I would like to be able to talk about my experiences of using an eReader, but I can’t. The only time I have ever used an eReader or a tablet was a year ago, sitting next to a friend of mine at our annual teachers’ convention. He was reading something on his wee Archos one, and let me test it out. It was neat. Kind of. It didn’t really grab me, though. In fact, the only one that has appealed to me yet is the only-in-USA-so-far Amazon Kindle Fire.

Why does it grab my attention more than its predecessors? Well, it has a full-colour touchscreen, can play movies, music… lots of other things other than reading. What I really want, I think, is a lightweight Internet-and-media ready tablet. If it lets me read books on it, then great. If not, that’s OK, too.
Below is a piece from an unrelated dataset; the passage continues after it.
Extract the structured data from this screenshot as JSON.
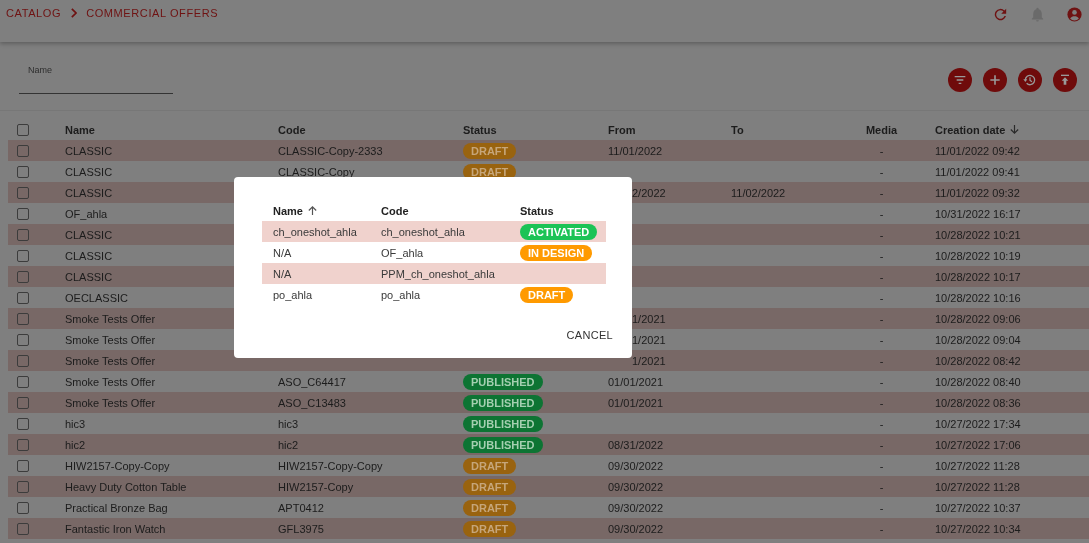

Why? Well, I’m not a very avid reader. Wait. Let me rephrase that. I am an avid reader – just not of novels. I don’t have the time to read them, to be honest. Wait. Let me rephrase that, too. In the spare time that I have, I choose to do a lot of computer or tech-related things, which doesn’t leave me much time to read novels (at least in a timely way). I am like many of my younger junior high students… I am often just not into reading something long and drawn-out. I still read all the time, though – online.

I think reading online affords this older junior-high-style-reader all the things that I want. Much of my reading is done in bite-size chunks – I do check Facebook and my mail (very) regularly, but I read the news mostly. I read articles on music news, CBC, TSN, beer blogs… and I create such content online, too. The Internet has turned into my self-driven learning space, really. I can search for what I want, read full articles, or just skim them for what I need. I can follow links in articles or text to learn more about specific things. I can listen to my own music while I do it. I can watch related videos, sometimes embedded in the same page.

I think the gist of what I’m getting at here is mainly that the ways texts on the Internet are enhanced is what entices me and makes it useful for me. Up until now, eReaders have not done that, leaving tablets the probable next step for me (I don’t know why, but  I envision myself using one around the house, surfing through the Internet, course work, and anything else with ease and portability… like it’s a huge step over my laptop or something). With devices like Amazon’s Kindle Fire, though… eReaders have all-of-a-sudden come into my market. With more capabilities, they are now more useful and enticing to more people. If I want to read with it, great. If not, I can do my “regular” things on it, too. It seems about the “right” size – portable, but not too small (you can see in the picture that a hand can go all the way around it, which is semi-subconsciously important to me, I think). Its $199 price point is awfully nice, too, since the “best” tablets so far seem to be in the $400 and up range. Maybe once this device (or something similar) becomes available to me, I’ll make the shift to it. If my circa-2001 cell phone is any indication, though, maybe I won’t. If I don’t, I just hope that kid at the China Garden (or anyone else) doesn’t look at my laptop in the near future and ask (as he did similarly for my cell phone last year), “Is that a real computer?”